Helen looked after her, wondering which one was the man, but he was evidently at the other side of the crowd, over by the shrubbery, and she could not see either him or Leila. She wondered if the man was Leila’s lover, and if he was married. Now she looked at all these people with a new interest, realizing how little she knew about any of them. At home, on the few occasions when she and Bert went to a night club or to a bar in New York, she had been able to look at all the people and imagine she knew exactly what they were like. You could see a lovely young girl dancing with a wealthy-looking older man and you could say to yourself, feeling like an analyzer of life, He’s married. She isn’t. Or you could look at a young couple and think, He’s in love with her and thinks she’s in love with him, but she really doesn’t like him very much. But here, in this strange place, Helen looked at the engaged girl with her fiancé and she had no idea whether or not they were in love with each other, or whether the girl was marrying only for security or escape from her governess. Or perhaps the man thought she would make a good mother for his future children. Would he have a mistress, or even several? Would she take a lover? In the early days of their marriage, when Helen and Bert still had unmarried friends, they could go to a party and Helen could tell which girl was working in an office and now wearing her only good black dress, and if she had come to the party only because she knew it would be a free meal. She could tell which girls had come because they were desperately looking for new men to give them love, or even friendship. Their searching chatter and round eyes that looked as if they could draw someone in to their depths by physical force alone gave them away.
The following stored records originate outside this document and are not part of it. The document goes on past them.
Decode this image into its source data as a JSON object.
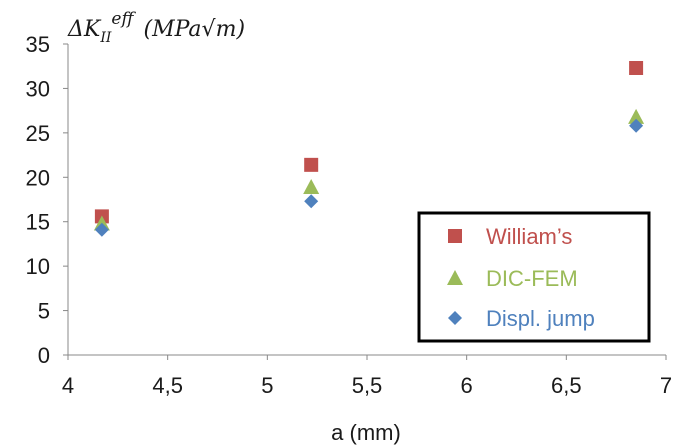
{
  "chart_data": {
    "type": "scatter",
    "xlabel": "a (mm)",
    "ylabel": {
      "delta": "ΔK",
      "subscript": "II",
      "superscript": "eff",
      "units_open": "(MPa",
      "units_root": "m",
      "units_close": ")"
    },
    "xlim": [
      4,
      7
    ],
    "ylim": [
      0,
      35
    ],
    "xticks": [
      "4",
      "4,5",
      "5",
      "5,5",
      "6",
      "6,5",
      "7"
    ],
    "xtick_values": [
      4,
      4.5,
      5,
      5.5,
      6,
      6.5,
      7
    ],
    "yticks": [
      "0",
      "5",
      "10",
      "15",
      "20",
      "25",
      "30",
      "35"
    ],
    "ytick_values": [
      0,
      5,
      10,
      15,
      20,
      25,
      30,
      35
    ],
    "grid": false,
    "legend_position": "bottom-right",
    "series": [
      {
        "name": "William’s",
        "marker": "square",
        "color": "#c0504d",
        "x": [
          4.17,
          5.22,
          6.85
        ],
        "y": [
          15.6,
          21.4,
          32.3
        ]
      },
      {
        "name": "DIC-FEM",
        "marker": "triangle",
        "color": "#9bbb59",
        "x": [
          4.17,
          5.22,
          6.85
        ],
        "y": [
          14.8,
          18.9,
          26.8
        ]
      },
      {
        "name": "Displ. jump",
        "marker": "diamond",
        "color": "#4f81bd",
        "x": [
          4.17,
          5.22,
          6.85
        ],
        "y": [
          14.1,
          17.3,
          25.8
        ]
      }
    ]
  }
}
She had been able to look at a girl sitting with her elbow on a bar, leaning her chin on her palm and listening to a man talk, and Helen had imagined she even knew how many perfume bottles that girl had at home on her dressing table. But here—she didn’t know anything. She had never even been inside the bedroom of a Brazilian woman like herself, and she had never seen the inside of the homes in which they had grown up and become what they were at this moment.
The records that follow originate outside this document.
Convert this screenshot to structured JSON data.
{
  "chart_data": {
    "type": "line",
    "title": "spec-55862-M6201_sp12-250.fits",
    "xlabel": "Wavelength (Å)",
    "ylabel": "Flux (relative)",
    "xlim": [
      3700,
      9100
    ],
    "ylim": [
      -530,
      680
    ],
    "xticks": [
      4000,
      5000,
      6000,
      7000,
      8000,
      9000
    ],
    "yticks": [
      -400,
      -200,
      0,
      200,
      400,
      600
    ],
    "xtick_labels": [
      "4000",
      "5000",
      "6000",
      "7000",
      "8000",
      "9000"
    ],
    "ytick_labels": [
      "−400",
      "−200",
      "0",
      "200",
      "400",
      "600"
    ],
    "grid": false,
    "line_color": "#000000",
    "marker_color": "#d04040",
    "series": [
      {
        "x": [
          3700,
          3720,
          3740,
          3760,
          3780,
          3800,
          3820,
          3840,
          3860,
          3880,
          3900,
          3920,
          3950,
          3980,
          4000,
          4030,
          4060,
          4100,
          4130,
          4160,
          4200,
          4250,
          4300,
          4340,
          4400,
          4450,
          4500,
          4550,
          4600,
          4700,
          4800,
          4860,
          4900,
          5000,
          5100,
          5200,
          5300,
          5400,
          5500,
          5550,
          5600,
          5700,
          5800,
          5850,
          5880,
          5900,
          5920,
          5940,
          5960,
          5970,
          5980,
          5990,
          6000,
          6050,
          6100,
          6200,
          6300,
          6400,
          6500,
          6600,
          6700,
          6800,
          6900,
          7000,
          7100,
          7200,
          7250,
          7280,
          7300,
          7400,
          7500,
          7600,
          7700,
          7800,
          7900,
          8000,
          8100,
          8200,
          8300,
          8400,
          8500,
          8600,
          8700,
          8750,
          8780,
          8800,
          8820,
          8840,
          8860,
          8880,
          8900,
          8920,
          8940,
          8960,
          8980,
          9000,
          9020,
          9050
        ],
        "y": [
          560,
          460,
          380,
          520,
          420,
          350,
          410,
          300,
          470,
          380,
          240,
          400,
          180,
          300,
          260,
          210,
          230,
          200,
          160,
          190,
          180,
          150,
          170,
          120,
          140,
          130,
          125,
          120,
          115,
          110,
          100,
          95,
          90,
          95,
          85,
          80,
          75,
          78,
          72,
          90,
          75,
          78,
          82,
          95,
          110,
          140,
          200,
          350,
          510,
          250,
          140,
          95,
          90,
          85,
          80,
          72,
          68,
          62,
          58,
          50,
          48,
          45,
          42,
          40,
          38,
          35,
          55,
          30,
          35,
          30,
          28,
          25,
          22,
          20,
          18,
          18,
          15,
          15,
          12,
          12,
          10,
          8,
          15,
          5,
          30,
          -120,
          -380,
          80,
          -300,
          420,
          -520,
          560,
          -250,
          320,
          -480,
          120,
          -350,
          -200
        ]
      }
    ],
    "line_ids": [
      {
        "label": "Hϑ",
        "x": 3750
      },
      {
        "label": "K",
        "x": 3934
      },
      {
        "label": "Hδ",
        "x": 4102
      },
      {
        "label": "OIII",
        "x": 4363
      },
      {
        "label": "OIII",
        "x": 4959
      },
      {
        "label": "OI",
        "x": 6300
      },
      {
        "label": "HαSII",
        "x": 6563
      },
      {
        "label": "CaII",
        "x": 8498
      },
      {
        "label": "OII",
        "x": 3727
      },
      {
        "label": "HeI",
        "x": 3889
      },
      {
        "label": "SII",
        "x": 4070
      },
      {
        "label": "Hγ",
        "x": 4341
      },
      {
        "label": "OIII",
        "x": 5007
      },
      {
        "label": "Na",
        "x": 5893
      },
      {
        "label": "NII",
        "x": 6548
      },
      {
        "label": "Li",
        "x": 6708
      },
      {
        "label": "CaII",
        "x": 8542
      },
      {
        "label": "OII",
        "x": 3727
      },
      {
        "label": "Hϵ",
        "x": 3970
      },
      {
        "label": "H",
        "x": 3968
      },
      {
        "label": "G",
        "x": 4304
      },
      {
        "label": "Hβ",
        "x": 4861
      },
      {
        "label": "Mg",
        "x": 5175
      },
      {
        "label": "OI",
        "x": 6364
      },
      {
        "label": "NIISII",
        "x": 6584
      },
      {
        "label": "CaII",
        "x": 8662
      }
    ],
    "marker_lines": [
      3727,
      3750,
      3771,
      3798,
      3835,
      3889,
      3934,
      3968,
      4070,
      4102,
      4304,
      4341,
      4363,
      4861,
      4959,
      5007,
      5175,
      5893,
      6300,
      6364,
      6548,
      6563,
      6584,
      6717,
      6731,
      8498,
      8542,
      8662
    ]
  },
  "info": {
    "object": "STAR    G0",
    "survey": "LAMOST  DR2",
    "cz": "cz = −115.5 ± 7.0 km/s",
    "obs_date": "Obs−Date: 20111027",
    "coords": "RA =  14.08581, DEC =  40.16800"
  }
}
“I feel like a stranger,” she said to Bert.

“Why?” he asked, surprised. “Aren’t you having fun? Haven’t you met people?”

“I don’t mean at this party; I mean in Brazil.”
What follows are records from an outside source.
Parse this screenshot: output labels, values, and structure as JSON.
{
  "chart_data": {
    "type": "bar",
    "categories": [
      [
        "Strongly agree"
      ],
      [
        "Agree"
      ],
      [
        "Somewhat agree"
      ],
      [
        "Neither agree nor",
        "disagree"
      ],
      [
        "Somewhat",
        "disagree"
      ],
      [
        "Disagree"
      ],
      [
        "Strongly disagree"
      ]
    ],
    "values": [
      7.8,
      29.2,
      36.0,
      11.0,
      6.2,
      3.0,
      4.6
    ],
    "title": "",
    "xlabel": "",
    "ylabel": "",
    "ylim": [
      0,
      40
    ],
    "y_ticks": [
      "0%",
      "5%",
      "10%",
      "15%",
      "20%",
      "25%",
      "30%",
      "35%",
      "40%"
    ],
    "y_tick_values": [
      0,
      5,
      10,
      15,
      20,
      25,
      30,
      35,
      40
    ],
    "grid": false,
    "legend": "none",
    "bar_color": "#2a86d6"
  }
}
“Well,” he answered, as if it were the most natural thing in the world, “we
are
strangers.”

But somehow, for some reason, the words hurt her.

A young woman with a beautiful body, dressed in a tiny bikini, ran out of the bathhouse and jumped into the pool. Another woman followed her, and then two men, all in bathing suits. The women swam and dived like porpoises, their wet hair streaming about their faces, although Helen was sure they had gone to the beauty parlor that very day to prepare for the party. The four of them lined up at the edge of the pool, kicking to stay afloat, smiling and calling out to their friends to jump in too. Their upturned faces glittered in the electric lights under the water, like masks.

“Helen,” Baby Amaral said, “do you want a bikini? There are several in the dressing room that might fit you.”

“I don’t know …” she said. To tell the truth, she had not yet gotten the courage to wear the two narrow strips of cloth some of the Brazilian women called a bathing suit, although she had two brief maillots at home.

“Come!” Baby insisted. “It’s so hot, don’t you think so? Aren’t you too hot? I don’t want you to be too hot; you won’t be able to enjoy your dinner.”

Helen looked at her watch and smiled at him. It was nearly midnight. She wondered if Bert was suffering from hunger. He disliked waiting until so late to eat. As for herself, she had not realized how late it was. She trotted obediently into the bathhouse and found a bikini lying on a white wooden bench. When she had undressed and put it on she looked at herself in the mirror. Her tan ended at her waist and began again at the top of her thighs, but the bikini revealed a three-inch-wide strip of white skin below the waist that made her look, she thought, like a chorus girl dancing in a night-club line at a southern resort. Oh, well, she thought, what the hell. She ran out and jumped into the shallow end of the pool.